Иван замолчал и задумался.
– Со мной вот какой был раз случай. Еду я обратным из Варюхиной. Только выехал на поскотину, – выходит человек из лесу. «Свези меня, говорит, в Яр». Я гляжу: что такое, чего едет человек? ни при нем вроде того что ни вещей, нет ничего. Я и говорю ему: «Как же это вы, господин, так едете в дорогу?» Так чего-то он сказал – не разобрал; я посадил его, да дорогой и пристал к нему: кто он, да кто. Ну, он было туда, сюда и признайся, что убежал из Варюхиной от солдата, пошел будто себе на задний двор, да и лататы. Ну, думаю себе, дело нехорошее. Молчок. Только уж как приехали в Яр, остановил я посреди деревни лошадей и крикнул: «Люди православные, ловите его, это арестант, убег из Варюхиной, да ко мне и пристал». Ну, тут его и схватили.
– Тебе не жаль его было?
– А как же он подводил солдата. Ведь солдат за него пошел бы туда же. Никак невозможно! Пропал бы солдат. И бил же его солдат, как привели назад. Ну действительно было отчаялся совсем. Уж тут так выходило: либо тому, либо другому пропадать, – друг дружку будто не жалеют.
Мы выехали на большую дорогу. То и дело тянутся обозы переселенцев.
– Много их?
– Конца света нет. Одни туда, другие назад шляются, угла не сыщут себе. Всё больше свои, сибирские же, из Тобольской больше губернии. А чего шляется? Чтоб повинностей не платить; он ищет место до смерти, а мир плати за него. Непутящий народ, нигде не уживаются.
– Куда же они едут?
– Да так, свет за очи. Всё больше за Бирск к белотурке… и у нас которые садятся, да не живут же, – всё туда норовят: там белотурка родит.
– Ну, а у вас они могут, если захотят, осесть?
– Могут. Общество их не примет, а губернское правление отписывает, чтоб принять, – помимо, значит, схода. Вот в прошлом годе было такое дело. Пришли двое и просятся. Мир говорит: нам и самим тесно, мы вас не примем. Можете по другому закону сесть – садитесь, а от нас вам воли нет. Ну, они действительно отправились в город. Тут бумага из правления: принять таких-то, и не принять, значит, а прямо зачислить без мира, значит нельзя отказывать: иди кто хочет.
– И что ж, поселились?
– Живут.
– Что ж мир?
– Так что же мир? Как разрешили, так и живите с богом; взяли с них повинности, – паши, где хочешь, сей, где хочешь, как, одним словом, всё прочее.
– И не обиделся мир?
– Какая же тут обида, когда закон такой.
Иван замолчал, повернулся к лошадям и погнал.

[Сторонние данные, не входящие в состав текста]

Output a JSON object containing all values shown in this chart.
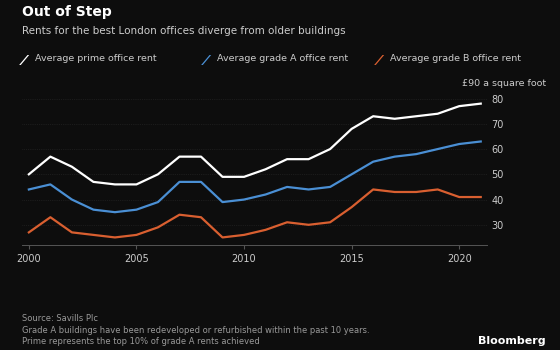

В Сибири особенная езда: едет, едет, вдруг гикнет, взмахнет кнутом, и помчались лошади во весь дух – верста-две и опять ровненько. Этот марш-марш такая прелесть, какой не передать никакими словами: тройка, как одна, подхватит и мчится так, что дух захватывает, чувствуется сила, для которой нет препятствия. На гору тоже влетают в карьер, какая бы она крутая ни была. Понятно, что для лошадей это зарез, и только вольные кормы да выносливость сибирских лошадей делают то, что с них это сходит, как с гуся вода.

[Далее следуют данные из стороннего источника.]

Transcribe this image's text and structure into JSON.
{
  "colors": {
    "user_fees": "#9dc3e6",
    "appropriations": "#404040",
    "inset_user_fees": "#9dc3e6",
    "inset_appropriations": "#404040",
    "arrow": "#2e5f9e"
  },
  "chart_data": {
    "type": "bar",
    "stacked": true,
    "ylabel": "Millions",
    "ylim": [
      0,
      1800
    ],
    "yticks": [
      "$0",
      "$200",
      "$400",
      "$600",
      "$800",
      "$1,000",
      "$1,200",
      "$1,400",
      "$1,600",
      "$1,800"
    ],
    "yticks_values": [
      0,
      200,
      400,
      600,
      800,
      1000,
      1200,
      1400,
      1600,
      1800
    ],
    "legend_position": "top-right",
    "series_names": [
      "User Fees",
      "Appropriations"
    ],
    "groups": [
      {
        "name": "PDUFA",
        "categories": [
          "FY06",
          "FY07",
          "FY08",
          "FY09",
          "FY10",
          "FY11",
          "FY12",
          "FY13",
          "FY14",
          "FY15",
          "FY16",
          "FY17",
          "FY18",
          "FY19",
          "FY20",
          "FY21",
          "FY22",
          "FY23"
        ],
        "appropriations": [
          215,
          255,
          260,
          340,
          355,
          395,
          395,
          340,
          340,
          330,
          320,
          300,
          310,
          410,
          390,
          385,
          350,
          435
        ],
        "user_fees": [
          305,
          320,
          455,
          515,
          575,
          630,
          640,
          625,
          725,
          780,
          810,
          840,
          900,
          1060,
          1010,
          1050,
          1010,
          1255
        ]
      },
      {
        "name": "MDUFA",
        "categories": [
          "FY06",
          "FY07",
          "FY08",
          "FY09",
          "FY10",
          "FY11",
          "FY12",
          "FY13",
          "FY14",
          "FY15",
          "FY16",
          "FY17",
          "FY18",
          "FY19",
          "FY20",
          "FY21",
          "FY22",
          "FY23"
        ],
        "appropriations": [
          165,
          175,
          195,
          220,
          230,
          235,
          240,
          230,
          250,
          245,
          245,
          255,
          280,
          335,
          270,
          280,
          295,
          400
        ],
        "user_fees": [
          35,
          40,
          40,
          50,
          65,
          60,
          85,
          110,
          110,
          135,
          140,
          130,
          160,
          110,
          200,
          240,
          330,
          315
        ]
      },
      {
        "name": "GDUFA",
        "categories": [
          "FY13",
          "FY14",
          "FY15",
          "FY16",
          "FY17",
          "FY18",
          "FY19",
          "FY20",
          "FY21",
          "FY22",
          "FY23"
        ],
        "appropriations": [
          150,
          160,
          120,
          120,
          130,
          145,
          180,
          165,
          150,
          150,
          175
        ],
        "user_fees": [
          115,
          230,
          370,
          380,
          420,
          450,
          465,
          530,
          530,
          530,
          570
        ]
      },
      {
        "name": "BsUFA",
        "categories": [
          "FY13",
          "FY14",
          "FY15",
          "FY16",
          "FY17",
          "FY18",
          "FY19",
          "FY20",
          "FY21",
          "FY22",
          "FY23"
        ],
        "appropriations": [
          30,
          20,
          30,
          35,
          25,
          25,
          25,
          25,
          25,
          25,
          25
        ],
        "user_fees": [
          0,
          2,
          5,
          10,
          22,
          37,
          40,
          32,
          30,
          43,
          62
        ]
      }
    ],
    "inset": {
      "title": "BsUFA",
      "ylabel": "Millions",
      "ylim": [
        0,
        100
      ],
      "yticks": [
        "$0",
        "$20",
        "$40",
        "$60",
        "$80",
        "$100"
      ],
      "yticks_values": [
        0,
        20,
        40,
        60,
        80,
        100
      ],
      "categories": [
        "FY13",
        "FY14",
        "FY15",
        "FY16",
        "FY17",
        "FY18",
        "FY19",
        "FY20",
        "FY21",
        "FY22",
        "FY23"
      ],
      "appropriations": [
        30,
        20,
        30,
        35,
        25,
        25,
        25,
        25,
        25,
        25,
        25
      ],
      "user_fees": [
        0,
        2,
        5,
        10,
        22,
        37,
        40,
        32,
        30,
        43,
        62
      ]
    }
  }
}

Когда опять поехали ровно, Иван стал вполоборота и ждал, чтоб я снова заговорил с ним.
Иван толковый парень, услужливый; он уже ездил со мной целый месяц и, несмотря ни на какие дебри, ни перед чем не останавливался, – смело лезет, куда угодно.

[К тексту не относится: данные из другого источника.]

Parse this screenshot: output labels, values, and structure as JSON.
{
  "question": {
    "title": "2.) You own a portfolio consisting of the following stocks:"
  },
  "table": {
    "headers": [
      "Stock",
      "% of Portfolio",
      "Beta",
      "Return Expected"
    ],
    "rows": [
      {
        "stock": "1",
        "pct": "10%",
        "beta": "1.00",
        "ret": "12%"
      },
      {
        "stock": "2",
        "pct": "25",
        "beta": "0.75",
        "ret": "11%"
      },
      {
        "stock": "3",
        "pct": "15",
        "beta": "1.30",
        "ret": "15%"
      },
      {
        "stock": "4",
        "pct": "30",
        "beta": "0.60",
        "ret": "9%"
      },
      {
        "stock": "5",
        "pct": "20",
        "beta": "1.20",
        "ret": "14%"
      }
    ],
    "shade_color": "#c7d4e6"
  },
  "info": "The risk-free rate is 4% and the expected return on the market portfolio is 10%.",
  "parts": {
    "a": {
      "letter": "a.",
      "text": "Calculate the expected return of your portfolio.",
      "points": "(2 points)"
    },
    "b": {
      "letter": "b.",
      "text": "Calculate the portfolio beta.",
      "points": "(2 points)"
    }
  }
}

Его молодое красивое лицо опушено маленькой бородкой. Воротник бумажной рубахи высокий и плотно облегает шею; вся его фигура сильная, красивая, с той грацией молодого тела, которая присуща двадцати – двадцати пяти годам.
Он старший заправила в доме; отец, кроме пасеки, ни во что не вмешивается. Практичность его и деловитость чувствуется и проглядывает во всякой мелочи. К нему все относятся серьезно, то есть с уважением.
– Серьезный парень, умственный мужик, всякое дело понять может.
Жена ему под стать, и, несмотря на ласковые улыбки, чувствуется в ней практичная баба, хорошо познавшая суть жизни.
Я люблю говорить в дороге. Я вспомнил о распространенном здесь поверии о змеях.
– А скажи мне, Иван, змеи залазят в рот человеку?
– Залазят, – ответил Иван и повернулся.
– У вас в деревне залазила к кому?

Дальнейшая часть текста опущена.